Les cercueils étaient là, tels qu’ils avaient échoué au terme d’une chute de plusieurs centaines de mètres. Certains avaient explosé comme des bombes, d’autres s’étaient fichés dans les troncs comme des coins de fer. La végétation, les lianes, les plantes grimpantes les avaient ensuite recouverts d’un pelage verdâtre. Il y en avait des dizaines coincés à la fourche des branches, et qui se balançaient au gré du vent. La fiente des perroquets les avait peu à peu badigeonnés d’un blanc croûteux.

« Mon Dieu », pensa Maria, toujours nue dans les hautes herbes et indifférente aux colonies de fourmis qui s’introduisaient dans son vagin. « Mon Dieu, tant de morts, sans sépulture… Tant de corps dont on s’est débarrassé sans le moindre respect. Oh ! voilà que vient le temps de la punition…»

Elle se réveilla en haletant, le visage en feu, et, malgré la lumière de la lampe de chevet, ne put effacer de sa rétine la vision des cercueils échoués à la cime des arbres.

Oui, la nuit avait été très mauvaise, mais à présent la fièvre était tombée et elle se sentait seulement un peu faible. Elle décida de s’aérer et de rompre avec un enfermement qui générait chez elle d’étranges névroses. Il y avait une éternité qu’elle n’avait pas mis les pieds dans un salon de thé, c’était le moment ou jamais de renouer avec un rite qu’elle avait assidûment pratiqué du temps où elle habitait la capitale.

Elle s’habilla de blanc, prit une autre ombrelle et descendit sur le boulevard San Emilio. La psychose des singes commençait à se dissiper, et les artères réservées à la promenade retrouvaient leurs contingents de flâneurs. Maria choisit de s’arrêter à la Duchesse de Trinidad, un salon de thé aux décorations crémeuses tout en volutes et torsades. Deux licornes immaculées encadraient la porte d’entrée et soutenaient un vélum de drap bleu piqué à la pointe de chacune de leur corne. 

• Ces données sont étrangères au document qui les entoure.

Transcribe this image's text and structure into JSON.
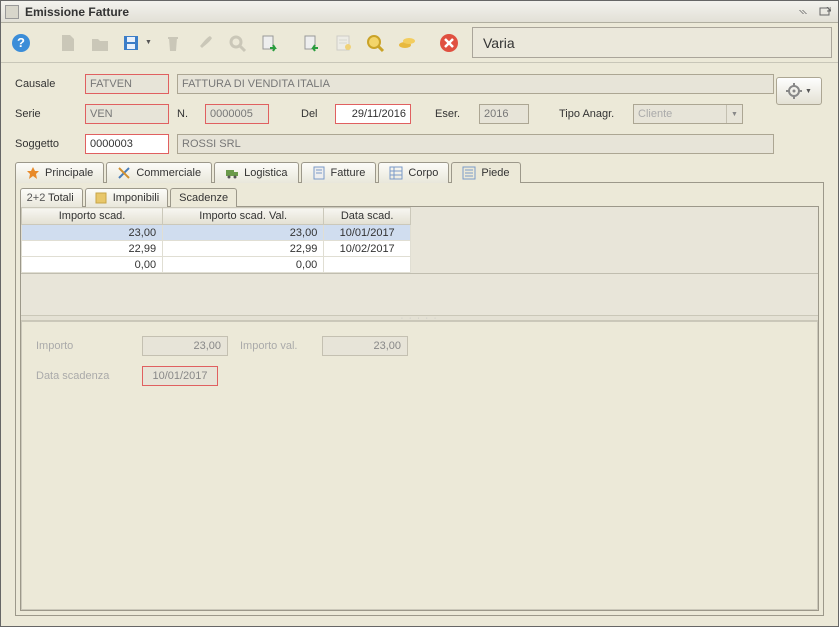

Maria entra, s’assit devant un petit guéridon de marbre. Des femmes la saluèrent, qu’elle ne reconnut pas. Elle répondit sans trop d’enjouement. Pour le moment elle n’avait besoin que d’une vague présence, pas de conversation à bâtons rompus.

Le salon était presque vide. Des dames parlaient à voix feutrées, étouffant des rires aigus. Un petit chien jaune dont le cou s’ornait d’un énorme ruban attendait placidement, vautré sur les dalles.

Maria commanda du thé de Chine et beaucoup de gâteaux. Le sucre avait toujours été sa drogue, et c’était un véritable miracle qu’elle ait pu atteindre cinquante ans sans être devenue obèse. On lui apporta un plat d’argent couvert de petites boursouflures nappées de crème Chantilly. Elle dut faire un effort pour ne pas les saisir avec ses doigts et les porter à sa bouche.

Elle avait toujours besoin de sucre quand les choses allaient mal.

Mais qu’est-ce qui allait mal au juste ? Elle avait eu un début d’insolation et une mauvaise nuit. Rien de bien dramatique. 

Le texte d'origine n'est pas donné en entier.